![Isi Inpres I 2025: Efisiensi Melawan Ugal-Ugalan Prabowo](https://octopus.co.id/wp-content/uploads/2025/02/Isi-Inpres-I-2025-Efisiensi-Melawan-Ugal-Ugalan-Prabowo.jpg)
Instruksi Presiden (Inpres) Nomor I Tahun 2025 tentang efisiensi belanja dalam pelaksanaan Anggaran Pendapatan dan Belanja Negara (APBN) dan Anggaran Pendapatan dan Belanja Daerah (APBD) menjadi topik perbincangan hangat di kalangan pegawai negeri sipil (PNS) dan masyarakat umum. Inpres yang ditandatangani oleh Presiden Prabowo Subianto pada 22 Januari 2025 ini memuat sejumlah poin penting yang dianggap krusial dalam menentukan bagaimana anggaran negara dan daerah akan dikelola secara efisien.
Salah satu dampak langsung dari Inpres ini terlihat dari cerita-cerita pegawai negeri yang mulai bermunculan di media sosial. Banyak yang melaporkan bahwa mereka terpaksa bekerja tanpa fasilitas seperti lampu dan pendingin ruangan (AC) selama jam kerja sore, akibat dari pemangkasan anggaran yang diberlakukan. Situasi ini mengarah pada pengurangan jumlah pegawai honorer, seperti yang dialami oleh seorang penyiar perempuan dari RRI Ternate yang dirumahkan. Fenomena serupa juga terjadi di Kabupaten Lumajang, Jawa Timur, dan Pemprov Kepulauan Bangka Belitung.
Berikut adalah beberapa poin utama yang termuat dalam Inpres Nomor I Tahun 2025:
1. Efisiensi Anggaran: Presiden Prabowo menginstruksikan efisiensi belanja negara sebesar Rp306 triliun. Pembagian anggaran ini meliputi anggaran kementerian/lembaga sebesar Rp256,1 triliun dan transfer ke daerah sebesar Rp50,5 triliun.
2. Identifikasi Rencana Efisiensi: Menteri dan pimpinan lembaga diminta untuk mengidentifikasi rencana efisiensi yang mencakup belanja operasional dan non-operasional. Ini mencakup pengeluaran untuk operasional kantor, pemeliharaan, perjalanan dinas, dan pembangunan infrastruktur.
3. Pembatasan Belanja Seremonial: Kepala daerah diinstruksikan untuk membatasi belanja pada kegiatan yang bersifat seremonial, serta mengurangi perjalanan dinas hingga 50 persen. Pembatasan ini juga berlaku untuk honorarium, di mana jumlah tim dan besaran gaji akan dibatasi.
4. Pemantauan oleh Menteri Keuangan: Presiden secara khusus meminta Menteri Keuangan Sri Mulyani untuk menetapkan besaran efisiensi anggaran belanja masing-masing kementerian dan lembaga.
5. Pengawasan Kepala Daerah: Mendagri Tito Karnavian أيضاً diinstruksikan untuk memantau pelaksanaan efisiensi belanja di tingkat daerah. Hal ini bertujuan untuk memastikan bahwa anjuran efisiensi ini diterapkan secara konsisten oleh kepala daerah.

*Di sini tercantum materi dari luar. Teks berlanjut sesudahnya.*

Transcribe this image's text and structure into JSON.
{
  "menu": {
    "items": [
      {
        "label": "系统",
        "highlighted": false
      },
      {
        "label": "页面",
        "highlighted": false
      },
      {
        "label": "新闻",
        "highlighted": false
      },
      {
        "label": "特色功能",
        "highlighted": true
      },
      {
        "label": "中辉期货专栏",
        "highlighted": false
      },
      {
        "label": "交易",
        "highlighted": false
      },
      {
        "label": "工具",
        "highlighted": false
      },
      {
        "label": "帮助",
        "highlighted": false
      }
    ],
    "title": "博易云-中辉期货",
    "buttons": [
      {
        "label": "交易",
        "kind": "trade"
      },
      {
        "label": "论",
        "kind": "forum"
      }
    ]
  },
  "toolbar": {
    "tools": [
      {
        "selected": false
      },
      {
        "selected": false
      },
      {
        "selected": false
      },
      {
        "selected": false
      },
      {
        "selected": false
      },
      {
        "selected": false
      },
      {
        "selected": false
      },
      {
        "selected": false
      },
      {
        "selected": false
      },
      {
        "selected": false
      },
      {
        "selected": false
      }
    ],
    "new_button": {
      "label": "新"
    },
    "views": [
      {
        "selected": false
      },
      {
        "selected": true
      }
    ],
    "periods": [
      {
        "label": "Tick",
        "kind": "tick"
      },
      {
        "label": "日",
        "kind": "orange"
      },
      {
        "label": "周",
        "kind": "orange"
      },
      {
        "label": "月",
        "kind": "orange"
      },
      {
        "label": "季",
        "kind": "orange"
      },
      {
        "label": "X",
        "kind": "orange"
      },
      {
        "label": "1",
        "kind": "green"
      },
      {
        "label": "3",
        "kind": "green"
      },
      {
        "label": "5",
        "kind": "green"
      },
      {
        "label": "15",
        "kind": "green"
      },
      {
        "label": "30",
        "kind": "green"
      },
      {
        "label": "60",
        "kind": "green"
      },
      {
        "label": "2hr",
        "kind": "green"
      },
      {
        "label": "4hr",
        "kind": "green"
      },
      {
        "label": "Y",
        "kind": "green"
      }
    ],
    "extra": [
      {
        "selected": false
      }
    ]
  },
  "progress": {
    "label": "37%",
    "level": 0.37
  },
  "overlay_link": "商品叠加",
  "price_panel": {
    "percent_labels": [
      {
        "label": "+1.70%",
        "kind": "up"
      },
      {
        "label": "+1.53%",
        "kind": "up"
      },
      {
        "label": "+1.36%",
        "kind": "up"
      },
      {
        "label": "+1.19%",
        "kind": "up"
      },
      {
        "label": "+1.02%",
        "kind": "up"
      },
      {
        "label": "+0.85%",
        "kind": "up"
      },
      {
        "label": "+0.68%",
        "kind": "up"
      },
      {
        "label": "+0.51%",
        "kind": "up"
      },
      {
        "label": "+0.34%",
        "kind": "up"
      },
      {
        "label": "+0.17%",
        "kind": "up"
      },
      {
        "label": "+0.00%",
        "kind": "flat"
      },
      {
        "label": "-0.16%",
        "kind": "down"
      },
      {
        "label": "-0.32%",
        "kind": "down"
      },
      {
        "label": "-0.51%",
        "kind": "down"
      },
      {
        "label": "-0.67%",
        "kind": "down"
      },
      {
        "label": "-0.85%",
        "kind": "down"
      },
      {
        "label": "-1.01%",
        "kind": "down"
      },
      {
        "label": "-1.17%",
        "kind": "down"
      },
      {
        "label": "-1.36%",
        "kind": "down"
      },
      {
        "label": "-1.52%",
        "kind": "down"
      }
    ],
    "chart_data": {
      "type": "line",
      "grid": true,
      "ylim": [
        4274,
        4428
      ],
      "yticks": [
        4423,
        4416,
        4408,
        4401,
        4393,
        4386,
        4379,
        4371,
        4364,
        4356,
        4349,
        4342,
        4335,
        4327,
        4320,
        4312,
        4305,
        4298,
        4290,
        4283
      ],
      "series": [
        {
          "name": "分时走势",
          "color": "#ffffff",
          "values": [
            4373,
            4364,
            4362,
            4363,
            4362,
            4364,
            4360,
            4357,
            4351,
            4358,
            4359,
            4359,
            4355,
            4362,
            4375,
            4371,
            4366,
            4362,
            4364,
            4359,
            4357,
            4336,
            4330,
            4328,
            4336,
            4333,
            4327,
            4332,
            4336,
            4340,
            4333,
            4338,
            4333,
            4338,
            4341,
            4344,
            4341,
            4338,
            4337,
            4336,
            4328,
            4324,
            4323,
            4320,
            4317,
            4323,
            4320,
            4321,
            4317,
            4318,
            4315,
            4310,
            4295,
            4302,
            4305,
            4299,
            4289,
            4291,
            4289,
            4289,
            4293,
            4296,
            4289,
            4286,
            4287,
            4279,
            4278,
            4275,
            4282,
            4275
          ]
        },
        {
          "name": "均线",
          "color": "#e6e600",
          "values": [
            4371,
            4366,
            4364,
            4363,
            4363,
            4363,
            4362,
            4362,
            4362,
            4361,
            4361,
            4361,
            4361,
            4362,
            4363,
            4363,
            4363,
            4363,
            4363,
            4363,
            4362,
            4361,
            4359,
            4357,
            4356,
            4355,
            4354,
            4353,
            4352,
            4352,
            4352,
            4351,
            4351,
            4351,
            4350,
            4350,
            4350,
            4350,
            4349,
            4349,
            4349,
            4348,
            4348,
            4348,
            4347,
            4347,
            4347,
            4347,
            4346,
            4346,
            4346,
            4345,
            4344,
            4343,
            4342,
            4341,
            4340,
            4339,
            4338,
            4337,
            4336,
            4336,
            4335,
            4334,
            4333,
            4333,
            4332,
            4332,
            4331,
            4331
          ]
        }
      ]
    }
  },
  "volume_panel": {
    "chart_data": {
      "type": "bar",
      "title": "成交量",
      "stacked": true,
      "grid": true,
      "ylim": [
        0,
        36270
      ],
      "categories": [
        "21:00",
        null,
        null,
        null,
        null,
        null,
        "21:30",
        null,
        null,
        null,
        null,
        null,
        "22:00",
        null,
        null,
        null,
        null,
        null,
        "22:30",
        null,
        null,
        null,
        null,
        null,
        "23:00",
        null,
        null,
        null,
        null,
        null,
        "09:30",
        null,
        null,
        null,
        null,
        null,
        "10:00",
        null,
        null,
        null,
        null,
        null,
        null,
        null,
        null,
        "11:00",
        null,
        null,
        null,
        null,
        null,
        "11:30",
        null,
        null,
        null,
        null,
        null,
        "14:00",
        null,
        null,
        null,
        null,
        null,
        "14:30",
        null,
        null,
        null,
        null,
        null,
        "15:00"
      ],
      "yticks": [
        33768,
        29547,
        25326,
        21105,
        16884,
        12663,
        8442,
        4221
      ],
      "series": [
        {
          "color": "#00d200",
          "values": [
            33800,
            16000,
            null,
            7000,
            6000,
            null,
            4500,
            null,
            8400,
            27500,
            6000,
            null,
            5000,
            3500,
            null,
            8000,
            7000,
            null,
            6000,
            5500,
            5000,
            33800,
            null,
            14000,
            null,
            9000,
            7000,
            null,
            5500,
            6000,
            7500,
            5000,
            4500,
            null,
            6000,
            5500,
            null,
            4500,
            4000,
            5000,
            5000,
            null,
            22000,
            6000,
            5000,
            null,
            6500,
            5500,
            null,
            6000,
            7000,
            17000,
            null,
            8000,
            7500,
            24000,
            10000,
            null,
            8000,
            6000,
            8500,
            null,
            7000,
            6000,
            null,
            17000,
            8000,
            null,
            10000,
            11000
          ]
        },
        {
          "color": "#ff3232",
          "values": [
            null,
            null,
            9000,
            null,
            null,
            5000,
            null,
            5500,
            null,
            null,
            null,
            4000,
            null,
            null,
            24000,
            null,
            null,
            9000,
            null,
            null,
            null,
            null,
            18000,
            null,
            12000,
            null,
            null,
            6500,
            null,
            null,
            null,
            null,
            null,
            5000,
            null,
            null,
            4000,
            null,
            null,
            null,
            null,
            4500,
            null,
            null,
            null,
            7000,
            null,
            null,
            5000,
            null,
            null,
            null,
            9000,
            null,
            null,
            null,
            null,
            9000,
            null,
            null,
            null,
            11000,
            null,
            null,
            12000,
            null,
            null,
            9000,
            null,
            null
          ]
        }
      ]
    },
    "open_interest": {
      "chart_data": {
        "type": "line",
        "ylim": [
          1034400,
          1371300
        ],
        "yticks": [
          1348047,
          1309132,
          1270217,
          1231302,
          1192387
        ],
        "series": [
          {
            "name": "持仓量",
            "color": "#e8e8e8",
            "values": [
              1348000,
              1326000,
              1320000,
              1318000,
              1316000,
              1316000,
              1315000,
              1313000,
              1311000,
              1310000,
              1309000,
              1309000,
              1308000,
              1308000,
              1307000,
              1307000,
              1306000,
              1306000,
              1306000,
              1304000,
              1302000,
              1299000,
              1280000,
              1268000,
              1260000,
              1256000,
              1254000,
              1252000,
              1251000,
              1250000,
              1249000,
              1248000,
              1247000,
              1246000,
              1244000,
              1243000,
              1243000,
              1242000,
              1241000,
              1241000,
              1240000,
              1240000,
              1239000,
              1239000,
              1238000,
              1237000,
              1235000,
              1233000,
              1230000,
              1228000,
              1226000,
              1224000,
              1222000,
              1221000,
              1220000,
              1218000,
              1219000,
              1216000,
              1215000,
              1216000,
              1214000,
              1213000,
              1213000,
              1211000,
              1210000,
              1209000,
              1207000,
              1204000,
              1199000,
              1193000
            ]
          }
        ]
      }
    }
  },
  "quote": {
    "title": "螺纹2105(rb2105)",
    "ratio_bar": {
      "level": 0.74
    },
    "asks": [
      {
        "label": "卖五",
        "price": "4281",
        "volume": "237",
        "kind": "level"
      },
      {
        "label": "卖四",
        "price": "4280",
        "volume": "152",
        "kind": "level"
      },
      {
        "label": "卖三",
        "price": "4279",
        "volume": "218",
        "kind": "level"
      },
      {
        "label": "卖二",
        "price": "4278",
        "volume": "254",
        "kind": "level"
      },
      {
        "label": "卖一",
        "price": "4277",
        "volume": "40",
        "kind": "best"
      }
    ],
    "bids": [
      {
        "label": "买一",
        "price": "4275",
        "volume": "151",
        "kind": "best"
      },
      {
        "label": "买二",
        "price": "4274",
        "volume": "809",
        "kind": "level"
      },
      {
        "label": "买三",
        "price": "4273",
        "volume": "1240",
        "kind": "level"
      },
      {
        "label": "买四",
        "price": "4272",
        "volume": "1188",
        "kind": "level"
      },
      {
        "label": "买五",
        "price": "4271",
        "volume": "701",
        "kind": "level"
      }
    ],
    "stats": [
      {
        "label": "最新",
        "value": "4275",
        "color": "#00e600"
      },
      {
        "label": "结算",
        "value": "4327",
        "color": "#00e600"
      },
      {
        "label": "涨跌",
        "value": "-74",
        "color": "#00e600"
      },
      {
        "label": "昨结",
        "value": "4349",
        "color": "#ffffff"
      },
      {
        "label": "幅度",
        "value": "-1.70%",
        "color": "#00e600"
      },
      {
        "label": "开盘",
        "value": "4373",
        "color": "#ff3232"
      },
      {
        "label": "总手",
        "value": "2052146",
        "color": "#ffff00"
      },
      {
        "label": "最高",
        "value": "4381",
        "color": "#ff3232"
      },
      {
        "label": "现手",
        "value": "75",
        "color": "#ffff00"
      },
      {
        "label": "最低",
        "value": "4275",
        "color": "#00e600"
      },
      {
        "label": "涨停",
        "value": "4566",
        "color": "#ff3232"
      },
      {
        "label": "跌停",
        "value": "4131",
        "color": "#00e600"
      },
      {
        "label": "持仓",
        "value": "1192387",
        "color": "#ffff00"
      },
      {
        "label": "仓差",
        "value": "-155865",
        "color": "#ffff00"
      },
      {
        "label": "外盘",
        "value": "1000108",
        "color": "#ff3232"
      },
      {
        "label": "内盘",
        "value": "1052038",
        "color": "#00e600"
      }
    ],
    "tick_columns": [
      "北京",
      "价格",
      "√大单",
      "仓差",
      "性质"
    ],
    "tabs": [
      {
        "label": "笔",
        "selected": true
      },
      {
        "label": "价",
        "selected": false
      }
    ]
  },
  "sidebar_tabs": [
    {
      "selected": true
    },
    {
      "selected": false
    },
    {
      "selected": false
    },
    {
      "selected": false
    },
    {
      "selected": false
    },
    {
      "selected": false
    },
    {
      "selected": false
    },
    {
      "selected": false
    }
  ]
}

Menurut Menteri Koperasi Budi Arie Setiadi, langkah-langkah efisiensi anggaran ini telah disampaikan dalam sidang kabinet di Istana Negara, dan merupakan bagian dari arahan Presiden yang telah dibahas bersama para menteri. Penekanan pada efisiensi ini mencerminkan tekad pemerintah untuk mengoptimalkan penggunaan anggaran dalam rangka mendorong pertumbuhan ekonomi yang lebih baik.
Namun, di balik niat baik untuk menghemat anggaran, terdapat kekhawatiran dari berbagai lapisan masyarakat mengenai dampak sosial dari kebijakan ini. Pengurangan pegawai honorer dan pembatasan anggaran pada program-program sosial bisa berimbas pada pelayanan publik yang semakin menurun. Hal ini tentu saja memicu perdebatan tentang keseimbangan antara efisiensi anggaran dan kebutuhan masyarakat yang semakin mendesak.
Akhirnya, dengan kebijakan yang diambil oleh Presiden Prabowo Subianto melalui Inpres Nomor I Tahun 2025, diharapkan pemerintah dapat memproduksi hasil yang lebih optimal dalam pengelolaan keuangan negara. Efisiensi tidak hanya menjadi jargon, tetapi harus diterjemahkan dalam bentuk nyata yang bermanfaat bagi masyarakat luas, di tengah tantangan ekonomi yang semakin kompleks.